ERISA mandates that the designated fiduciary overseeing the administration and interpretation of the Plan for benefits (either the Plan Administrator or both the Plan Administrator and the Claims Administrator) act with the utmost care for your interests, as if they were administering their own claim with their own interests at heart. Failure by the Plan Administrator to do so is actionable under ERISA.
What you should do if your claim is governed by ERISA.
Once you know that you will be making an insurance claim through your employer benefit plan, you should ask for three documents: 1) the Plan Document; 2) the Summary Plan Description; and 3) the Form 5500. The Plan Document is the official written contract explaining your benefits and how to use them when you need them. The Summary Plan Description (SPD) is the “user-friendly” version of the Plan Document. It is generally given to you upon hire and may be familiarly referred to as an “employee handbook” or a “benefits handbook.” With most claims, the language of the Plan Document will supersede the language of the SPD if there are differences in language between the two. The Form 5500 must be filed with the Internal Revenue Service by the employer. It is proof that an ERISA Plan is in effect. Since some plans are exempt from ERISA – such as governmental entities and church groups – it is important to obtain the Form 5500 to ensure your Plan is governed by ERISA. If it is not, the remedies available to you (and thus your ability to retain legal counsel if necessary) are greatly increased. You should requests these 3 documents from both the Plan Administrator AND the Claims Administrator. See [request for docs PA and request for docs CA ]
What you should do if your claim is denied.
If your claim is denied, you should immediately request the three documents noted above if you haven’t already. At the end of your denial letter, the author of the letter must advise you of your right to file an appeal; the time limits within which the appeal must be filed; and other rights afforded you under ERISA. Within the past few years, the Department of Labor has made it easier for claimants to receive the documents referred to or relied upon by the Plan Administrator in reaching the decision to deny a claim. You should immediately request those documents and they should be sent to you within thirty (30) days of your written request (make sure you send your letter certified mail, return receipt requested). For example, if you are disabled and your denial letter cites to an independent medical review as the basis for the denial, you are allowed to get the actual report by the medical reviewer. To assist in your appeal, you can then take that report to your own doctor for a written response. See [request for docs after denial ]. Note that you cannot file suit in federal court unless you have “exhausted your administrative remedies” first. That is, you must complete the review process set forth in the Plan Document before you can file suit. In addition, be mindful of deadlines for filing your appeal. It is important that your appeal be submitted in time. Again, your denial letter should note those deadlines as will the Plan Document and SPD.
Although you do not have to have an attorney represent you before you have exhausted your administrative remedies, it may be helpful to consult with an attorney for further guidance on how to submit an effective appeal. Why? If your appeal is denied and you proceed to file suit, you may not be able to submit additional information on your behalf for the court’s review. Absent special circumstances, courts will not allow the employee or the Plan Administrator to “supplement the Administrative Record” after suit is filed. A knowledgeable attorney can assist you in providing thorough documentation in support of your appeal.
What you should do if your appeal is denied.
If your appeal is denied and you have exhausted the administrative process, you can then proceed to file suit in federal court. Deadlines vary from Plan to Plan and state to state regarding the deadlines for filing ERISA complaints (known as “statutes of limitations”) so make sure to adhere to those deadlines or you may be forever barred from prosecuting your claim in court.

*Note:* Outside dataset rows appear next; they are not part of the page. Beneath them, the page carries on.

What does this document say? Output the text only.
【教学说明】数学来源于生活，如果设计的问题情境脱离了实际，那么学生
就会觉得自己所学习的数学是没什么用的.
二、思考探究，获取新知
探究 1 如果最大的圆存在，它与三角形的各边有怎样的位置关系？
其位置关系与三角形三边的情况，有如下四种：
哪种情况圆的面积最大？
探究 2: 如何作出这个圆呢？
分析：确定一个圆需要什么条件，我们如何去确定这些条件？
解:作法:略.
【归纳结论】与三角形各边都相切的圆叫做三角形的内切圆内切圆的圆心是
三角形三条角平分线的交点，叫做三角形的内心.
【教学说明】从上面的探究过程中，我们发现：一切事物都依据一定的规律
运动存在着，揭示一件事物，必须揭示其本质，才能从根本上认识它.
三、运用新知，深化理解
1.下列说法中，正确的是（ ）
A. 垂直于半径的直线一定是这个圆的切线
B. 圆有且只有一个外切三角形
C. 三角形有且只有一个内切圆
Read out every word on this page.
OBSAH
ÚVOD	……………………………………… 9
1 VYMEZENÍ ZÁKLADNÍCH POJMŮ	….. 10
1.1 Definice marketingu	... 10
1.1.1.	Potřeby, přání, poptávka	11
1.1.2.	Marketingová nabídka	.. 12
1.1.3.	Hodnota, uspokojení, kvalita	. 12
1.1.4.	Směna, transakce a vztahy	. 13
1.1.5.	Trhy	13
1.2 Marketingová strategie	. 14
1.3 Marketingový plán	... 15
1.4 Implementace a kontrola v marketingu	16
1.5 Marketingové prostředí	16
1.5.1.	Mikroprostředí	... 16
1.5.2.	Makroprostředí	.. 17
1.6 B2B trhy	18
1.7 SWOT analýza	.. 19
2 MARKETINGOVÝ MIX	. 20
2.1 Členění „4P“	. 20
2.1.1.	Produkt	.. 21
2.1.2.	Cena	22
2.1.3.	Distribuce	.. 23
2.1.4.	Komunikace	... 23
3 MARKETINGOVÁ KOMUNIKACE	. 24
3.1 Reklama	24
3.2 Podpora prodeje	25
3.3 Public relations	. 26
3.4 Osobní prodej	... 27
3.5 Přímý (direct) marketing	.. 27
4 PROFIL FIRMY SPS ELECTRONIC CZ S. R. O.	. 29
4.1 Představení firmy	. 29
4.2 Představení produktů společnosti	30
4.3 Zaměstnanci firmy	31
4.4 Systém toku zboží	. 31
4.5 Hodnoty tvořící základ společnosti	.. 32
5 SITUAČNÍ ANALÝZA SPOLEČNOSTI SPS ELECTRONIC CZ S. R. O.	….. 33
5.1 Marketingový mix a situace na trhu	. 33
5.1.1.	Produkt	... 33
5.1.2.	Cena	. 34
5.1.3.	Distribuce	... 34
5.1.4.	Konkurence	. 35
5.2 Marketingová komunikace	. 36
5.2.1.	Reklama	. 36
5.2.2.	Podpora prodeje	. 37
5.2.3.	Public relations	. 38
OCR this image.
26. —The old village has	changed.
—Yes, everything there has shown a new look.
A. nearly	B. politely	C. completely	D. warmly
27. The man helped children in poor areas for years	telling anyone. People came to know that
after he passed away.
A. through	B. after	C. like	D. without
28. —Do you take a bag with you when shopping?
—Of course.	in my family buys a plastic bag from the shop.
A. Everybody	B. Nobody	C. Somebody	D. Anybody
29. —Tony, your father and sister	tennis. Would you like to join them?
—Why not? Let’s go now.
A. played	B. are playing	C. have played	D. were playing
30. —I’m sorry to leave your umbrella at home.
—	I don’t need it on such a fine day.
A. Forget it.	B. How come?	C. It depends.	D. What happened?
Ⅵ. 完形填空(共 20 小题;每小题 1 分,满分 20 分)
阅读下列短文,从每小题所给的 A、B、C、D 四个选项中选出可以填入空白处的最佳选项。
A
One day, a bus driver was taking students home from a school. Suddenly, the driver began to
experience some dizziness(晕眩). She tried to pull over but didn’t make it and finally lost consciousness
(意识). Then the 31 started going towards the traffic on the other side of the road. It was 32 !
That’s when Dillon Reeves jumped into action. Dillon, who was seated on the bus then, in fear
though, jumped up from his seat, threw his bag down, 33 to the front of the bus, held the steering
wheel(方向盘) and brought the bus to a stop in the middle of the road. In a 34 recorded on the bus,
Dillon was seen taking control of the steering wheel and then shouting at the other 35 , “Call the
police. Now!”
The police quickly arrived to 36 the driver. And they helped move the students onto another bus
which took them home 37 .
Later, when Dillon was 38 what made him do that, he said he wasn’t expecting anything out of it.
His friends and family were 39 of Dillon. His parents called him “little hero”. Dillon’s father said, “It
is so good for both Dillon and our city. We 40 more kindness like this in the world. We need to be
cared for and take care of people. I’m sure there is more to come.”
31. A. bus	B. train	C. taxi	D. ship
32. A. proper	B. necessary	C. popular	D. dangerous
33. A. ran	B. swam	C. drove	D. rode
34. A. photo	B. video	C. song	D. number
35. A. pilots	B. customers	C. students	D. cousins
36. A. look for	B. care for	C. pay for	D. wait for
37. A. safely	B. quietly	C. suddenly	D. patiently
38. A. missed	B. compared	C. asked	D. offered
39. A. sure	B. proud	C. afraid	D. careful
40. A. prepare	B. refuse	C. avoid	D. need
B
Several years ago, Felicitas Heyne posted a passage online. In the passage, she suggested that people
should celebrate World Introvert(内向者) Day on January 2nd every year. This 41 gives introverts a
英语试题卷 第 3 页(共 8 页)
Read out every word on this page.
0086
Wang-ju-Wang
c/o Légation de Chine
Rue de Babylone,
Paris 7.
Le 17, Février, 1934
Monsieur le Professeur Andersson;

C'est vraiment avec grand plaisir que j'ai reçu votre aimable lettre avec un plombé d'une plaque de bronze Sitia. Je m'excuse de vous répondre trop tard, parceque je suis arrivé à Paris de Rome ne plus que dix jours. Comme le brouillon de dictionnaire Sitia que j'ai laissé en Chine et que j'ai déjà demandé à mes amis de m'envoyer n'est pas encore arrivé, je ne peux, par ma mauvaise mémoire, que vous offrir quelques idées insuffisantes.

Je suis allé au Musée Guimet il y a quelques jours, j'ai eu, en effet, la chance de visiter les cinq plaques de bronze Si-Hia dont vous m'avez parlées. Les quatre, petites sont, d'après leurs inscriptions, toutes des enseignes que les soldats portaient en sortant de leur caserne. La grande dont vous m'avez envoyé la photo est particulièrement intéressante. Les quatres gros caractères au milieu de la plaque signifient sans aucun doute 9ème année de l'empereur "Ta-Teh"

Remedies available under ERISA
If you are seeking payment of benefits --- whether health, disability, or life — and you prevail in federal court, the judge can order the Plan to pay benefits with interest from the time benefits should have been paid until they are paid. The court can also fashion further relief, depending on the facts of a particular case. For example, the court may award attorney’s fees to you to defer the cost to you of bringing suit to redress your rights. Conversely, if you lose in federal court, the court can award attorney’s fees to the Plan Administrator. Your attorney will be able to advise you at each stage of your case of your options, given your particular facts.
ERISA is an acronym for the Employee Retirement Income Security Act of 1974. This federal statute governs the vast majority of insurance claims submitted by employees with benefits through their employer benefit plans. Unfortunately, few attorneys are willing to accept denied claims governed by ERISA. Why? Because success on the merits of the claim is difficult; the remedies available to claimants are limited; and an award of attorney’s fees is discretionary with the federal court (even if the attorney “wins” in court). Consequently, the people making the decisions to deny or pay claims — known as The Plan Administrator or the Claims Administrator – have little incentive to reverse a denial of benefits.